The reasons for the differences in results between African American women and women of European or Asian ancestry remain to be determined. The high allele frequency of the T-rs3803662 allele in African Americans (about 50%) as well as the considerable sample size of the SCCS/NBHS study (810 cases and 1784 controls) makes low statistical power an unlikely explanation. Difference in the linkage disequilibrium (LD) structure in the TOX3/LOC643714 region between populations of European and African origin is a more likely reason (Figure 1). In the HapMap CEU population, the rs3803662 SNP resides in an LD block that is more than 80 kb and covers part of the TOX3 and LOC643714 loci. In the HapMap YRI population, this big LD block is split into smaller blocks and includes some gaps of low LD. In particular, the rs3803662 SNP is located inside a small 4 kb LD block in HapMap Yoruba samples. It is therefore possible that the causal variant(s) tagged by rs3803662 SNP in populations of European ancestry will be tagged by different SNPs in populations of African ancestry. If we assume the same causal polymorphisms in Europeans and Africans, the smaller LD blocks observed in the latter allows a more accurate mapping of the causal variants.

Figure 1
Linkage disequilibrium (LD) structure of the TOX3/LOC643714 region in HapMap CEU and YRI populations

We conducted a nested case-control study to narrow the position of the causal variant for breast cancer in the TOX3/LOC643714 region. To this end, we performed fine-scale mapping of the entire TOX3/LOC643714 locus including genotyping of the index rs3803662 SNP.


Study population

We conducted a nested-case control study within the ongoing Black Women’s Health Study (BWHS) that has been described elsewhere (6). Briefly, the study began in 1995 when women 21–69 years of age from across the United States completed a 14-page postal health questionnaire. The initial cohort comprises 59,000 women who self-identified as “black” and had a valid address. Follow-up questionnaires are sent every two years. Average follow-up of the baseline cohort through the completed 2-year cycles to date is greater than 80%.

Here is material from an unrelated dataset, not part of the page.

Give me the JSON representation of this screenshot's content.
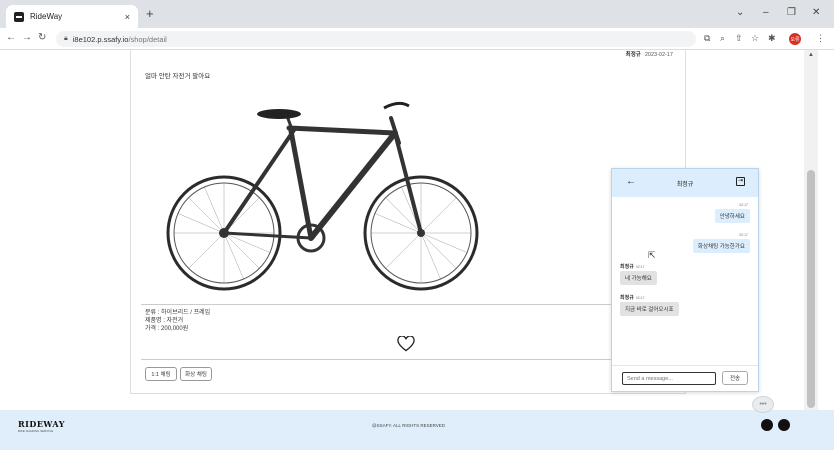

We used medical records and cancer registry data to confirm self-reported cases of breast cancer, as well as to gain information on tumor characteristics such as estrogen and progesterone receptor status. We have obtained records or registry data for 1,151 breast cancer cases reported on the BWHS questionnaires, of which 99.4% were confirmed. Self-reported cases that were not confirmed have been excluded.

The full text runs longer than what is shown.